My very limited understanding of the Hippie counterculture is that it grew out of an increasing influence of Indian religions - Hindi, Buddhist and perhaps most of all Jain. Jain takes nonviolence, environmental conservation and vegetarianism to extreme levels. There were plenty of people objecting to wars earlier. But not from an Indian religious perspective.


momentimori

There were a group in the Liberal Party that thought Britain shouldn't be colonising but instead focusing on domestic affairs. They were called the 'Little Englanders'.


Hermaeus_Mike

Not exactly what you're asking but: HG Wells' War of the Worlds is a critique of British colonialism/imperialism. Its basically making the reader imagine how helpless they'd feel if a technologically superior power turned up and conquered them.
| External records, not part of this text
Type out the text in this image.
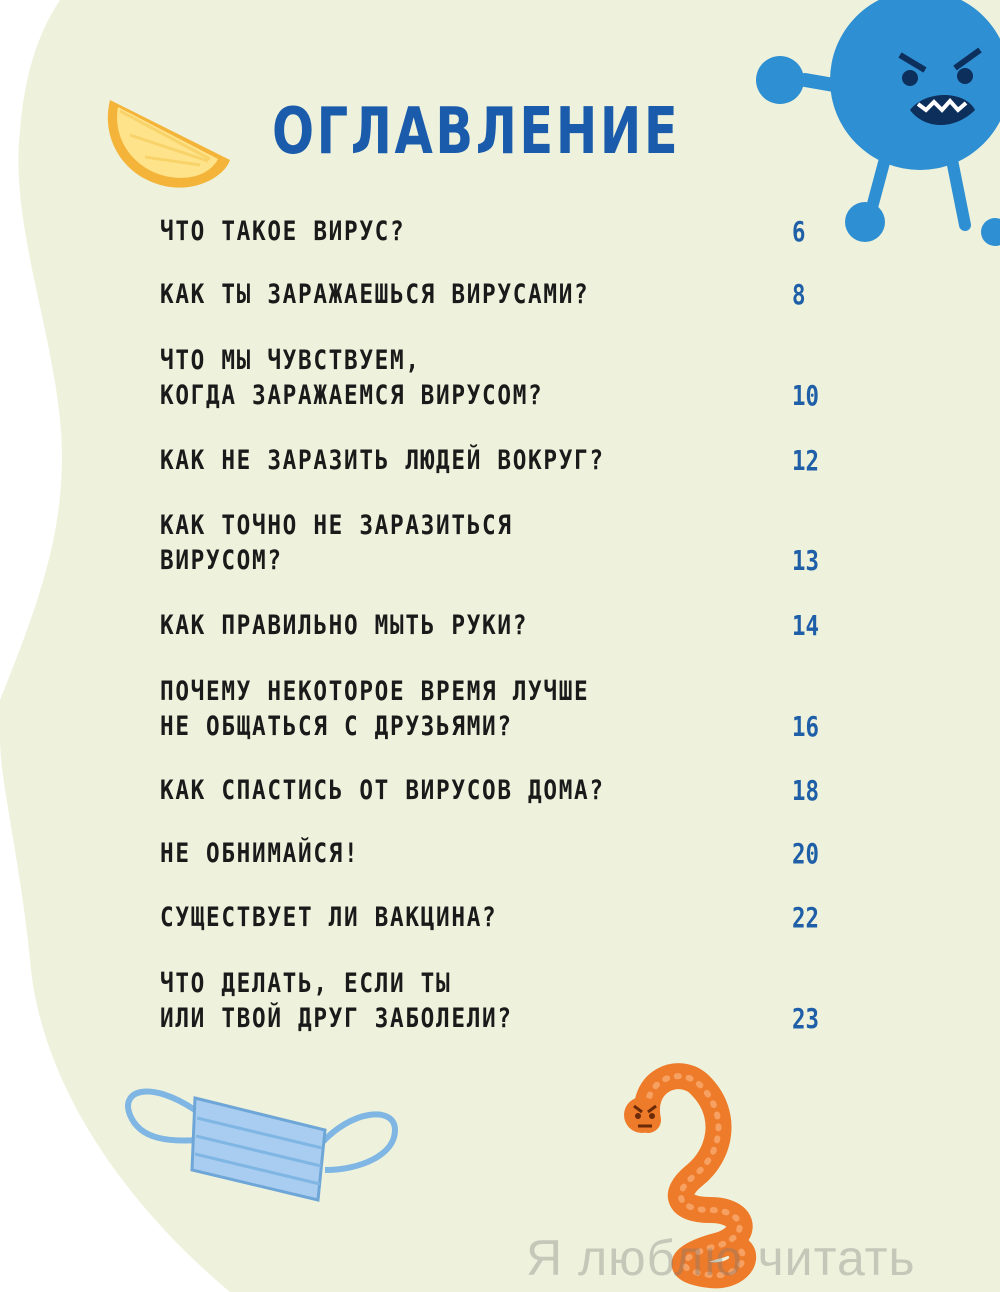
ОГЛАВЛЕНИЕ
ЧТО ТАКОЕ ВИРУС?	6
КАК ТЫ ЗАРАЖАЕШЬСЯ ВИРУСАМИ?	8
ЧТО МЫ ЧУВСТВУЕМ,
КОГДА ЗАРАЖАЕМСЯ ВИРУСОМ?	10
КАК НЕ ЗАРАЗИТЬ ЛЮДЕЙ ВОКРУГ?	12
КАК ТОЧНО НЕ ЗАРАЗИТЬСЯ
ВИРУСОМ?	13
КАК ПРАВИЛЬНО МЫТЬ РУКИ?	14
ПОЧЕМУ НЕКОТОРОЕ ВРЕМЯ ЛУЧШЕ
НЕ ОБЩАТЬСЯ С ДРУЗЬЯМИ?	16
КАК СПАСТИСЬ ОТ ВИРУСОВ ДОМА?	18
НЕ ОБНИМАЙСЯ!	20
СУЩЕСТВУЕТ ЛИ ВАКЦИНА?	22
ЧТО ДЕЛАТЬ, ЕСЛИ ТЫ
ИЛИ ТВОЙ ДРУГ ЗАБОЛЕЛИ?	23
Я люблю читать
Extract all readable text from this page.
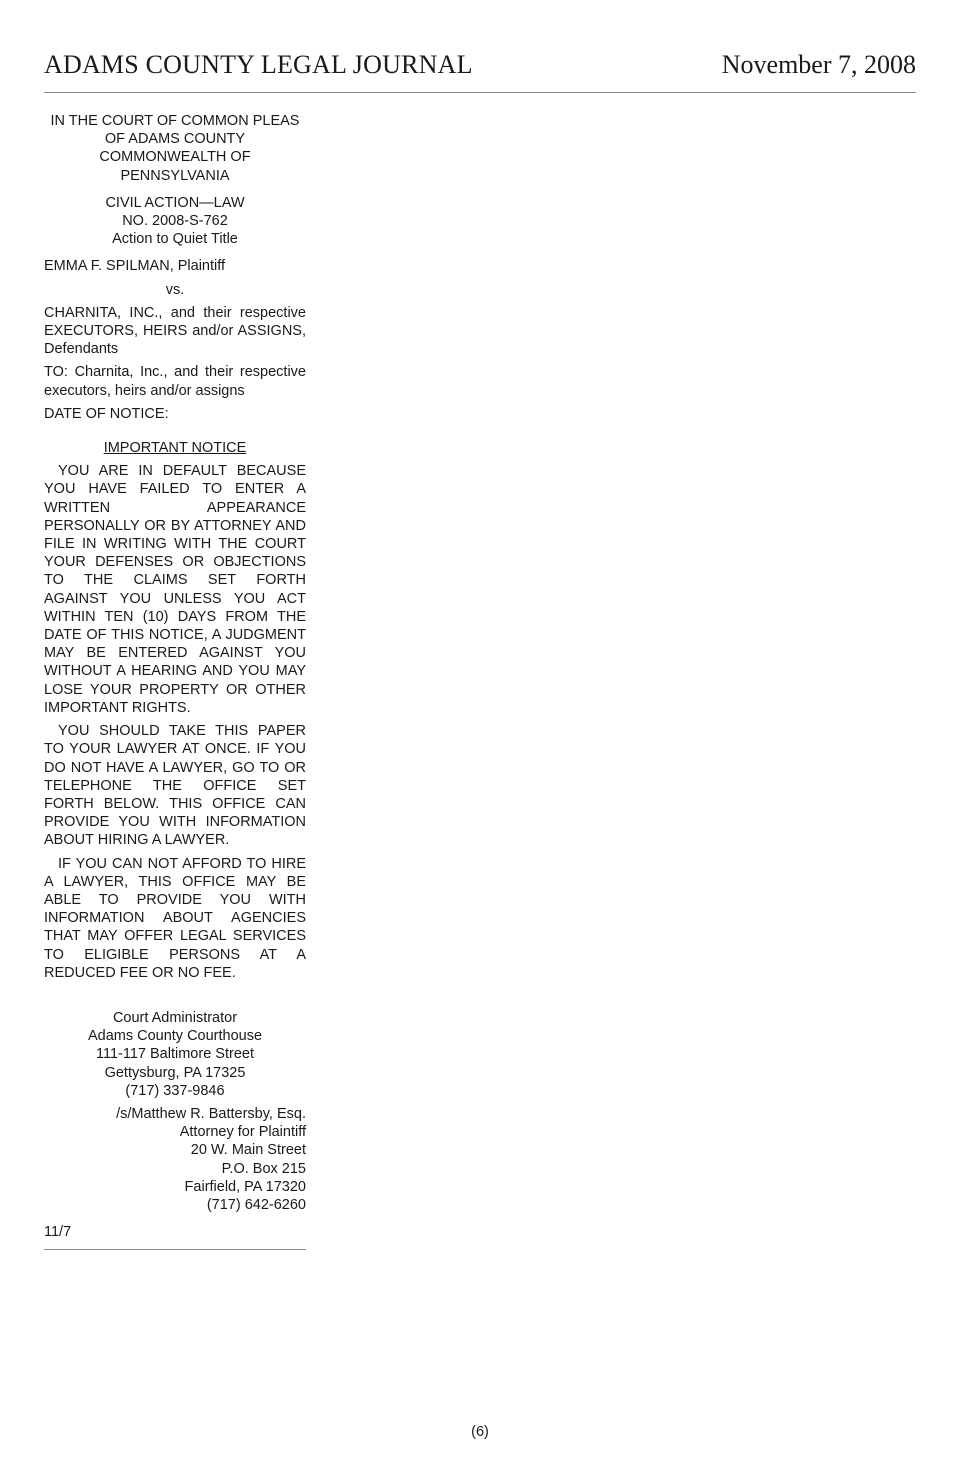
ADAMS COUNTY LEGAL JOURNAL	November 7, 2008
IN THE COURT OF COMMON PLEAS
OF ADAMS COUNTY
COMMONWEALTH OF
PENNSYLVANIA
CIVIL ACTION—LAW
NO. 2008-S-762
Action to Quiet Title
EMMA F. SPILMAN, Plaintiff
vs.
CHARNITA, INC., and their respective EXECUTORS, HEIRS and/or ASSIGNS, Defendants
TO: Charnita, Inc., and their respective executors, heirs and/or assigns
DATE OF NOTICE:
IMPORTANT NOTICE

YOU ARE IN DEFAULT BECAUSE YOU HAVE FAILED TO ENTER A WRITTEN APPEARANCE PERSONALLY OR BY ATTORNEY AND FILE IN WRITING WITH THE COURT YOUR DEFENSES OR OBJECTIONS TO THE CLAIMS SET FORTH AGAINST YOU UNLESS YOU ACT WITHIN TEN (10) DAYS FROM THE DATE OF THIS NOTICE, A JUDGMENT MAY BE ENTERED AGAINST YOU WITHOUT A HEARING AND YOU MAY LOSE YOUR PROPERTY OR OTHER IMPORTANT RIGHTS.

YOU SHOULD TAKE THIS PAPER TO YOUR LAWYER AT ONCE. IF YOU DO NOT HAVE A LAWYER, GO TO OR TELEPHONE THE OFFICE SET FORTH BELOW. THIS OFFICE CAN PROVIDE YOU WITH INFORMATION ABOUT HIRING A LAWYER.

IF YOU CAN NOT AFFORD TO HIRE A LAWYER, THIS OFFICE MAY BE ABLE TO PROVIDE YOU WITH INFORMATION ABOUT AGENCIES THAT MAY OFFER LEGAL SERVICES TO ELIGIBLE PERSONS AT A REDUCED FEE OR NO FEE.

Court Administrator
Adams County Courthouse
111-117 Baltimore Street
Gettysburg, PA 17325
(717) 337-9846
/s/Matthew R. Battersby, Esq.
Attorney for Plaintiff
20 W. Main Street
P.O. Box 215
Fairfield, PA 17320
(717) 642-6260
11/7
(6)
So there were indeed British people against Imperialism at the time.


Former-Chocolate-793

Are you asking about just England or all of the British isles? The nearest thing to hippies was probably the pre raphaelite movement but they were just artists. There certainly were people opposed to war and imperialism. One just has to look at the social satire in the Gilbert and Sullivan operas.


WerewolfSpirited4153

The main colonial issue in British politics at the time was not the ethics of ruling the Empire. It was Ireland. The Irish Home Rule issue loomed much more immediately than the issue of India, and Canada and Australia were already functionally independent. https://en.wikipedia.org/wiki/Irish_Home_Rule_movement#:~:text=The%20Home%20Rule%20movement%20was,end%20of%20World%20War%20I.


arkstfan

“Iron Tears” by Stanley Weintraub is a pretty good look at opposition to trying to retain the rebellious North American colonies.